Segurança no uso de ervas brasileiras em cosmética, saboaria e incensos
Apesar de naturais, as ervas brasileiras possuem ativos químicos reais e podem causar irritações, alergias ou interações indesejadas. É essencial unir o saber tradicional ao cuidado técnico.
Pontos de atenção gerais
- Teste de sensibilidade: antes de usar um novo produto na pele, testar em pequena área (antebraço) e observar por 24 horas.
- Gestantes e lactantes: evitar óleos essenciais potencialmente abortivos ou muito estimulantes (por exemplo, algumas variedades de arruda, sálvia-esclareia em doses altas, entre outros).

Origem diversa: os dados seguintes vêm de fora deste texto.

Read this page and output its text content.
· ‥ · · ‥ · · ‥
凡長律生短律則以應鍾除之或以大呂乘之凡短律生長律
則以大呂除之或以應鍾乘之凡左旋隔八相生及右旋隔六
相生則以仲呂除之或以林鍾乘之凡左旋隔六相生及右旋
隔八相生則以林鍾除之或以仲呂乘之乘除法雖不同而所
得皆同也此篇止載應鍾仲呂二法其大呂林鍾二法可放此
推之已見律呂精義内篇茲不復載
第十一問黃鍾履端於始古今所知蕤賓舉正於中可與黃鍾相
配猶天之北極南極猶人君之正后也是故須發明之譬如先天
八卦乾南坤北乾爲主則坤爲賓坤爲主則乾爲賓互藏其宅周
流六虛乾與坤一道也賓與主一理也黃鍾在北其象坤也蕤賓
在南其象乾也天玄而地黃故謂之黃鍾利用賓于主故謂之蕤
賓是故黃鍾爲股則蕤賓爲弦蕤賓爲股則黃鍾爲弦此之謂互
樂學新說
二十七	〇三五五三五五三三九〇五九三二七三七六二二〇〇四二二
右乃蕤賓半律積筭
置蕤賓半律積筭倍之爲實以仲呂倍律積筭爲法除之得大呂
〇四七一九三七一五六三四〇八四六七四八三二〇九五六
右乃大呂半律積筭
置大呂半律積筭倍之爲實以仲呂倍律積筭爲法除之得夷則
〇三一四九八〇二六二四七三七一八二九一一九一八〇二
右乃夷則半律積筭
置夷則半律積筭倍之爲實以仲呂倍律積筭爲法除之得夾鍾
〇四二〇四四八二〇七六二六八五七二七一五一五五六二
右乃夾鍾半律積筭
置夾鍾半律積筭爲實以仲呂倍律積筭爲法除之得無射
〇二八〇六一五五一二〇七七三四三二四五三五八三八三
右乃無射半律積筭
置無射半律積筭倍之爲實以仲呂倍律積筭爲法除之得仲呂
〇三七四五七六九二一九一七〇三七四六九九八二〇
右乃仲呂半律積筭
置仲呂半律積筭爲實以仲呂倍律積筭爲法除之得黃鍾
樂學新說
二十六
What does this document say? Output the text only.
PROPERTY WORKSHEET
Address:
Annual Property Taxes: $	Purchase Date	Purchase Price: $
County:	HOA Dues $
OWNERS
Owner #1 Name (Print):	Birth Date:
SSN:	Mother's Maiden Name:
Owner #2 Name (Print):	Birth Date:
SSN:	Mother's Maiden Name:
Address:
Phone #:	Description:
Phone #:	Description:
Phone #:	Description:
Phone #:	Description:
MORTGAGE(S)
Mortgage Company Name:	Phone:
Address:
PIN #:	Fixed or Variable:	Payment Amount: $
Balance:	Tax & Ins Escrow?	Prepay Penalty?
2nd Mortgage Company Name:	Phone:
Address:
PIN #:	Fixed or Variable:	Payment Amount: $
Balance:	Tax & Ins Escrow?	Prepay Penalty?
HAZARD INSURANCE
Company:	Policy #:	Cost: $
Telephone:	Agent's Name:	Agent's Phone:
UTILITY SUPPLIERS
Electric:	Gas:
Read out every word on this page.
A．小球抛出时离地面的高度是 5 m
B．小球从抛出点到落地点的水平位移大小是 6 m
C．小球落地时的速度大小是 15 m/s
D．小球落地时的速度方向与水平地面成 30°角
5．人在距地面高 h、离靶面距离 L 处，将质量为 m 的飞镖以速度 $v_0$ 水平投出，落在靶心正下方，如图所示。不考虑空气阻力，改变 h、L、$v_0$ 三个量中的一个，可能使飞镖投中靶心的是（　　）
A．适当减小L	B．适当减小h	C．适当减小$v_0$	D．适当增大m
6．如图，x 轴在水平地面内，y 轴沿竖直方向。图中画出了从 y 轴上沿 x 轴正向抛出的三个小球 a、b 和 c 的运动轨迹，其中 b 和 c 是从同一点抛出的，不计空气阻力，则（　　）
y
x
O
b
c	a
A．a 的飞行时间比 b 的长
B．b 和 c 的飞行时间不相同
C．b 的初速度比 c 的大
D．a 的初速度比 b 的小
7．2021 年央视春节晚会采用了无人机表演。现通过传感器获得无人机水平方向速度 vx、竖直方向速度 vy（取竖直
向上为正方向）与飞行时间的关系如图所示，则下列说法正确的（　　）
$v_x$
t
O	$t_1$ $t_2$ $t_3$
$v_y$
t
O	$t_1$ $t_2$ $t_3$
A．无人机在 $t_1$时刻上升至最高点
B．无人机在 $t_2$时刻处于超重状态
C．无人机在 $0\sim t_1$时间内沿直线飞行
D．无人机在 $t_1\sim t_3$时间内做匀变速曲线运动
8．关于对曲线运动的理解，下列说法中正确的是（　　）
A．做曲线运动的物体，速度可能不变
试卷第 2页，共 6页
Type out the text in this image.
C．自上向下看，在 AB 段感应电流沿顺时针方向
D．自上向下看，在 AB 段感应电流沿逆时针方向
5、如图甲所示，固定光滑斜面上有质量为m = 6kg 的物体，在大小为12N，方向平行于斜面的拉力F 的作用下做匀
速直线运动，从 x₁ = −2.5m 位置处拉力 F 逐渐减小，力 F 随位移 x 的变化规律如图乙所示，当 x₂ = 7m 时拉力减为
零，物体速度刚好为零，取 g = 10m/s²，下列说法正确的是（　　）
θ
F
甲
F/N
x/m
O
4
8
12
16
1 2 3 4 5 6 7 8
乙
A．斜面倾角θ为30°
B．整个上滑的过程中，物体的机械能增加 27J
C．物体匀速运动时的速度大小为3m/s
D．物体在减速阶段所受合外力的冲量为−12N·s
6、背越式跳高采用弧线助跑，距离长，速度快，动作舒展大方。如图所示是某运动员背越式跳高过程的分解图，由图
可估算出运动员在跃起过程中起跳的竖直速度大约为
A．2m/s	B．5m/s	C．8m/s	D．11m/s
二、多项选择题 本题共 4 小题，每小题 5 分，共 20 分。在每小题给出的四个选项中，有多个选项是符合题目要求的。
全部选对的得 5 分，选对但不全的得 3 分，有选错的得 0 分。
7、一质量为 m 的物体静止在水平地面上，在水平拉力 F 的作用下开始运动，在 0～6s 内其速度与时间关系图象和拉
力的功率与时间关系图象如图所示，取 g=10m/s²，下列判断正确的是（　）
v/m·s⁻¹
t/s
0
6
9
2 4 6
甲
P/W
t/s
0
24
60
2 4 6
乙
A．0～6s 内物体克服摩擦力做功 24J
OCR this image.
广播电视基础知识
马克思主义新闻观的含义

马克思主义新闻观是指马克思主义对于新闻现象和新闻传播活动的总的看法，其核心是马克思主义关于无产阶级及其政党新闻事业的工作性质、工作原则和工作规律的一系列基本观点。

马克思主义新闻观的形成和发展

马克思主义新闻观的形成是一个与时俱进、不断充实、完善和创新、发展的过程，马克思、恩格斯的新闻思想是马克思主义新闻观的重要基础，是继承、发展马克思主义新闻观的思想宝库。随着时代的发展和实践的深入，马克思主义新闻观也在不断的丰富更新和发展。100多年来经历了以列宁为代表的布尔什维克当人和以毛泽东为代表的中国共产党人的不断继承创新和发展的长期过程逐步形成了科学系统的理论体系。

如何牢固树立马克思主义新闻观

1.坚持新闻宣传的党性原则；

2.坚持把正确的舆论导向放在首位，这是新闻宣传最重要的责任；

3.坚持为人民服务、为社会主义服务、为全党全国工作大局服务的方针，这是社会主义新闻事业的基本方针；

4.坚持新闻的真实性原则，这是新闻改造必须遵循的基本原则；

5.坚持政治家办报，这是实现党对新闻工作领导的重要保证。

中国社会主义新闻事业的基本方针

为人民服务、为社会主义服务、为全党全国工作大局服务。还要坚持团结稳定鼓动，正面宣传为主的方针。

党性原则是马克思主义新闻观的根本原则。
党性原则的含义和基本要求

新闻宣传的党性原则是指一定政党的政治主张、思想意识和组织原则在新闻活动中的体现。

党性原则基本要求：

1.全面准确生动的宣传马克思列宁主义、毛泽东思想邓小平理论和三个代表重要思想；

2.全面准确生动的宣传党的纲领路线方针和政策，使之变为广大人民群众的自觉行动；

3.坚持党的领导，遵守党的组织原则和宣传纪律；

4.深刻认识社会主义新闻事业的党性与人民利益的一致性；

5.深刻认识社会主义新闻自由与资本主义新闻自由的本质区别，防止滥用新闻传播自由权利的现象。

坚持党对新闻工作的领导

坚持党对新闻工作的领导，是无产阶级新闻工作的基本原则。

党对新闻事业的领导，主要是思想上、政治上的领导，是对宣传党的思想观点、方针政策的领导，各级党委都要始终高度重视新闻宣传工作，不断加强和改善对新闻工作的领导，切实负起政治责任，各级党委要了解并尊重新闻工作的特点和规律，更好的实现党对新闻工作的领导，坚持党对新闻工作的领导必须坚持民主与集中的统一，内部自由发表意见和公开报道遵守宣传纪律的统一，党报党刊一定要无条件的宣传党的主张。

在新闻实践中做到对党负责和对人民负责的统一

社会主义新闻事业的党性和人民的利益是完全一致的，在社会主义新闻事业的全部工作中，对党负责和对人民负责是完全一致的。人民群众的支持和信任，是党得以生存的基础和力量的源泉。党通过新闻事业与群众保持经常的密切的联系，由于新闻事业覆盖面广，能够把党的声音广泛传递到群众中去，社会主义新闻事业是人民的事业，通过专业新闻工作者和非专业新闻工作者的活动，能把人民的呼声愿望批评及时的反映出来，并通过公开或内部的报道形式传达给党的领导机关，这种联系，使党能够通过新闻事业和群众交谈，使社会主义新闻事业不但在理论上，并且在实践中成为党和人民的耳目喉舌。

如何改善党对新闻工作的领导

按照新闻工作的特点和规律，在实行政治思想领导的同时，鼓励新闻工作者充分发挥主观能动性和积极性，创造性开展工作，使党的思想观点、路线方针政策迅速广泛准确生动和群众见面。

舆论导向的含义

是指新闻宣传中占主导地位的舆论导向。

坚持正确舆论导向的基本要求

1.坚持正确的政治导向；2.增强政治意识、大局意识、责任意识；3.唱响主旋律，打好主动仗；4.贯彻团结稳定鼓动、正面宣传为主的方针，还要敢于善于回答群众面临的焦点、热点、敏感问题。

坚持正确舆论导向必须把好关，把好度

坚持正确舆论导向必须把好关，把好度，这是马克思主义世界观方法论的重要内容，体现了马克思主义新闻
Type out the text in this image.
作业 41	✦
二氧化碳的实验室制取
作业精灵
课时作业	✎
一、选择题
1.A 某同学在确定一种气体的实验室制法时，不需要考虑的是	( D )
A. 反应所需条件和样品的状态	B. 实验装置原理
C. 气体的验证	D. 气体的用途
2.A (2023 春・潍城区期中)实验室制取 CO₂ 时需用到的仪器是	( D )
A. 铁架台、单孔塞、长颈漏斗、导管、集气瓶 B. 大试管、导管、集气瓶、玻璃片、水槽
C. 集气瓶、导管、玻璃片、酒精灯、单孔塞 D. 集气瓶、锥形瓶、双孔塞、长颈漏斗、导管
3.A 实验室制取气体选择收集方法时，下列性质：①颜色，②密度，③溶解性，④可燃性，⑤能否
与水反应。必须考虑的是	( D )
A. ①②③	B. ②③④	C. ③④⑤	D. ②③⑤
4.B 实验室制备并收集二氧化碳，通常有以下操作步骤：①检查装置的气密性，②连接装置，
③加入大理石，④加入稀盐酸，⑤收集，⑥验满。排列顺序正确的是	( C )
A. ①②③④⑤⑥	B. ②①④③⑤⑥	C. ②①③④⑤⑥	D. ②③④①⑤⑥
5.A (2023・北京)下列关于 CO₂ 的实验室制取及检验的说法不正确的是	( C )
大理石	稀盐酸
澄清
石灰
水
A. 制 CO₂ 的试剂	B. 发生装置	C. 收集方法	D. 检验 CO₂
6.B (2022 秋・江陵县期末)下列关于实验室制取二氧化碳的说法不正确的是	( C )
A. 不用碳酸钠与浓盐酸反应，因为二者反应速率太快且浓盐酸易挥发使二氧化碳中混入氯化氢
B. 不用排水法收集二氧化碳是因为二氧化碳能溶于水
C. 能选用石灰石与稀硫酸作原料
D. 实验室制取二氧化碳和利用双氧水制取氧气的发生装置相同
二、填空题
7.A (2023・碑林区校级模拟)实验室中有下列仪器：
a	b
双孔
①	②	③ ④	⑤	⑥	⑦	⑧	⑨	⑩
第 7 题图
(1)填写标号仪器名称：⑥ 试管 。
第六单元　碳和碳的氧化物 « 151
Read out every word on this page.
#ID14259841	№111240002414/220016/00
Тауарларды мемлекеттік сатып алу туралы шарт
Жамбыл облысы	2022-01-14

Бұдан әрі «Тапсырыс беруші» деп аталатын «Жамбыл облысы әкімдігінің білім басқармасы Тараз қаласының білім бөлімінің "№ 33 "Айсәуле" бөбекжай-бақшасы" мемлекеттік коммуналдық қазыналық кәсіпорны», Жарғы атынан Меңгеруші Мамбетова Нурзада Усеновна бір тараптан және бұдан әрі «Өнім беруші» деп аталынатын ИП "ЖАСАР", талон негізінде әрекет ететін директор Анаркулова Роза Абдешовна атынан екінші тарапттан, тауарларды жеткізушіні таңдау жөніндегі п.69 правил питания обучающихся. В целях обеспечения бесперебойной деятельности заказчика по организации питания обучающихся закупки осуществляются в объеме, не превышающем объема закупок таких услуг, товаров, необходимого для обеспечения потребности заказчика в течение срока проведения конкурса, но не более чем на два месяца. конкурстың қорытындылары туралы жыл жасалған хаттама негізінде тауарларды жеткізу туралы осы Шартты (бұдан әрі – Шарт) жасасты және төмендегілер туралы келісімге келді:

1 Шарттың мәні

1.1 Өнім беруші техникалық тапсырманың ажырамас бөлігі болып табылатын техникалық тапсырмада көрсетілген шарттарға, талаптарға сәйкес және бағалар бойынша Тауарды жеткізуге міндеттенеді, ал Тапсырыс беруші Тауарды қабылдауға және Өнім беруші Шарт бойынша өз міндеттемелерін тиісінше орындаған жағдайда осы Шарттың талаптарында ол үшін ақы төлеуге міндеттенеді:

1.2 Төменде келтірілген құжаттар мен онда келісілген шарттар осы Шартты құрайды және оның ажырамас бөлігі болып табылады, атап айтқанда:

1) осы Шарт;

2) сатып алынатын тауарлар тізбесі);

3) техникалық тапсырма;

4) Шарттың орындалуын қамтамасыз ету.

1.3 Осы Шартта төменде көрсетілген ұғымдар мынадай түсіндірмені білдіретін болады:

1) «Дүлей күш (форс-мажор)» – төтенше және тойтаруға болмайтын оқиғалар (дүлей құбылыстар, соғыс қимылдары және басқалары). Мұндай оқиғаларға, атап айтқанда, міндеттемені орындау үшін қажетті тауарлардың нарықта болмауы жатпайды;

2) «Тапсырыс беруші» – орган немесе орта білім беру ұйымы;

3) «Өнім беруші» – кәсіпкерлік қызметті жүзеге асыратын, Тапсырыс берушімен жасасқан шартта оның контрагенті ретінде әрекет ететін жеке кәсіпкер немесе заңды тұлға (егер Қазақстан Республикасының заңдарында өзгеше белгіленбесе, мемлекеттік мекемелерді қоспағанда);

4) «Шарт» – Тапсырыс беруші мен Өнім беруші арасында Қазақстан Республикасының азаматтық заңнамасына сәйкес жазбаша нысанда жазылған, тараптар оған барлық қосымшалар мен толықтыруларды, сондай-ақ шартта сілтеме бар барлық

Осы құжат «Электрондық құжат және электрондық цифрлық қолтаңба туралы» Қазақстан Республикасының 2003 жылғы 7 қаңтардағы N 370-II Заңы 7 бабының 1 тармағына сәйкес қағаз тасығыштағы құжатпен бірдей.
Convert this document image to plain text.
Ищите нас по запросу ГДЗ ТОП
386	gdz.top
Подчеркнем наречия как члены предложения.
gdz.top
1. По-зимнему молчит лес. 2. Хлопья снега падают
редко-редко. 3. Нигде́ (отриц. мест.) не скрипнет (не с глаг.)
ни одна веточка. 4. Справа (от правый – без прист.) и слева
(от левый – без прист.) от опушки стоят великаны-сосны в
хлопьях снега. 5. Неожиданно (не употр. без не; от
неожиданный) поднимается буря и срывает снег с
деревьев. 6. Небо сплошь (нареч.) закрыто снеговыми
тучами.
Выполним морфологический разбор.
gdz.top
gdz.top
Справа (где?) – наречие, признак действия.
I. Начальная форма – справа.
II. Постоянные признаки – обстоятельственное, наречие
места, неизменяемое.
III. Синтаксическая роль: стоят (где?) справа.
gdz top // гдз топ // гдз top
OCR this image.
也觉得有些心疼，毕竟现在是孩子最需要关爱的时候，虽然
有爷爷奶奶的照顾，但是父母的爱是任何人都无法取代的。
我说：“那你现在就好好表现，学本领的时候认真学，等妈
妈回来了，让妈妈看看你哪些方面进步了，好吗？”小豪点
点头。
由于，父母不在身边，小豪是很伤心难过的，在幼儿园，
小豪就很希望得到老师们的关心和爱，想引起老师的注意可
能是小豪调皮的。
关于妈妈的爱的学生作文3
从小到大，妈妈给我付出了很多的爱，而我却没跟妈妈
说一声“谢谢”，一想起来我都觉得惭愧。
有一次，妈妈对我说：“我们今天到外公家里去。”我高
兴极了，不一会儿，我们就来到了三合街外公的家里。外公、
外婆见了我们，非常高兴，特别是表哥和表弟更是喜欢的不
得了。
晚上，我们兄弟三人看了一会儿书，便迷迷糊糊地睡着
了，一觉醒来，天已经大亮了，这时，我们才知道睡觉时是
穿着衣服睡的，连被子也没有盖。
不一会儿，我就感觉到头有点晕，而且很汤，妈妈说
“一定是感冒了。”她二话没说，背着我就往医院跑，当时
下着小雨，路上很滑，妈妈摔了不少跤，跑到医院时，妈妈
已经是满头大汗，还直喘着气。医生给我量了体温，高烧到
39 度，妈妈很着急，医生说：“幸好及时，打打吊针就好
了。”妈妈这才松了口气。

Em caso de dúvida, não usar.
- Crianças: em geral, preferir a forma de chás suaves para banhos energéticos e evitar o uso de óleos essenciais concentrados sem orientação profissional.
- Doenças de pele: peles com dermatites ativas, psoríase, feridas abertas ou alergias graves exigem acompanhamento profissional antes de usar produtos com ervas e óleos essenciais.
- Ventilação: ao queimar incensos naturais, manter o ambiente ventilado, principalmente se houver pessoas com rinite, asma ou sensibilidade respiratória.
Montando seu próprio “mapa” de ervas brasileiras
Para aprofundar o uso das ervas aromáticas brasileiras, é interessante criar um caderno ou ficha com seus próprios registros, unindo experiência pessoal, tradição popular e referências técnicas.
Sugestão de campos para cada erva:
- Nome popular e nome científico.
- Parte usada (folhas, flores, casca, raiz, resina).
- Perfil aromático (cítrico, herbal, floral, amadeirado etc.).
- Propriedades energéticas tradicionais (limpeza, proteção, amor, prosperidade, calma…).
- Formas de uso preferidas (chá, óleo, incenso, banho, spray).
- Informações de segurança: restrições, diluições máximas, observações pessoais.
Com o tempo, esse “mapa” se torna um guia único e personalizado, que ajuda a criar sabonetes energéticos artesanais, incensos naturais, óleos corporais e banhos de ervas cada vez mais alinhados com as necessidades do corpo e do espírito.
Conclusão: integrar aroma, energia e cuidado consciente
A seleção de ervas brasileiras e suas propriedades aromáticas e energéticas é um caminho de estudo contínuo, prática e sensibilidade. Cada planta traz um universo de cheiros, memórias e simbologias que, quando usados com responsabilidade e respeito, podem transformar rotinas de higiene e autocuidado em verdadeiros rituais.
Seja na saboaria artesanal, na cosmética natural, na incensaria ou na perfumaria botânica, o convite é sempre o mesmo: observar, estudar, testar com cuidado e ouvir tanto o corpo quanto a intuição. Assim, ervas como alecrim, arruda, guiné, capim-limão, breu-branco, manjericão, canela, cravo e tantas outras se tornam aliadas poderosas para harmonizar ambientes, cuidar da pele e equilibrar o campo energético de forma natural e profunda.